The idea that corporate-owned services could be replaced by community-owned services may sound far-fetched, but there is a strong historical precedent in the transformation of software over the past twenty years. In the 1990s, computing was dominated by proprietary, closed-source software, most notably Windows. Today, billions of Android phones run on the open source operating system Linux. Much of the software running on an Apple device is open source, as is almost all modern cloud data centers including Amazon’s. The recent acquisitions of Github by Microsoft and Red Hat by IBM underscore how dominant open source has become.

As open source has grown in importance, technology companies have shifted their business models from selling software to delivering cloud-based services. Google, Facebook, Amazon, and Netflix are all services companies. Even Microsoft is now primarily a services company.
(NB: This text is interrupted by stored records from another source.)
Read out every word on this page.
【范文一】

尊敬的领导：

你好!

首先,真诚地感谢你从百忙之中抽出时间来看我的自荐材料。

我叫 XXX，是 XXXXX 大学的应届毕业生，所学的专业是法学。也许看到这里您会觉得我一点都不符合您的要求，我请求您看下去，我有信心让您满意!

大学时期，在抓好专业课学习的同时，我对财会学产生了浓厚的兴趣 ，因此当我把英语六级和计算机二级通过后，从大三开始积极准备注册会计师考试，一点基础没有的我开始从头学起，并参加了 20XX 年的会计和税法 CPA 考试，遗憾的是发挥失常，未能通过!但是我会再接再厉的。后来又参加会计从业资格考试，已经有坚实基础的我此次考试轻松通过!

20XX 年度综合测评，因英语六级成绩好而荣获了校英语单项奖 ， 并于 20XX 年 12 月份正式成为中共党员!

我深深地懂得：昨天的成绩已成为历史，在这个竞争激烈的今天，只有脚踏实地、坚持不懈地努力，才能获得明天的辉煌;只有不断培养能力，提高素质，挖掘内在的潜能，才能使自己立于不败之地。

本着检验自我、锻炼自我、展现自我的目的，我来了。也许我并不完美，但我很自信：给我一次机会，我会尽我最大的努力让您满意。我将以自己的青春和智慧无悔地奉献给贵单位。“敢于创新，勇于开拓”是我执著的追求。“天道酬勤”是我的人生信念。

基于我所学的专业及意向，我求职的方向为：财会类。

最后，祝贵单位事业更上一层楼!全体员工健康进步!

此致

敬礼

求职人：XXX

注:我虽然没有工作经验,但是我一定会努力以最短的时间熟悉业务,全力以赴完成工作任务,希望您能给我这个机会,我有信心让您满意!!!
This has allowed these companies to outpace the growth of open source software and maintain control of critical internet infrastructure.

A core insight in the design of blockchains is that the open source model can be extended beyond software to cloud-based services by adding financial incentives to the mix. Cryptocurrencies—coins and tokens built into specific blockchains—provide a way to incentivize individuals and groups to participate in, maintain, and build services.

The idea that an internet service could have an associated coin or token may be a novel concept, but the blockchain and cryptocurrencies can do for cloud-based services what open source did for software. It took twenty years for open source software to supplant proprietary software, and it could take just as long for open services to supplant proprietary services. But the benefits of such a shift will be immense. Instead of placing our trust in corporations, we can place our trust in community-owned and -operated software, transforming the internet’s governing principle from “don’t be evil” back to “can’t be evil.”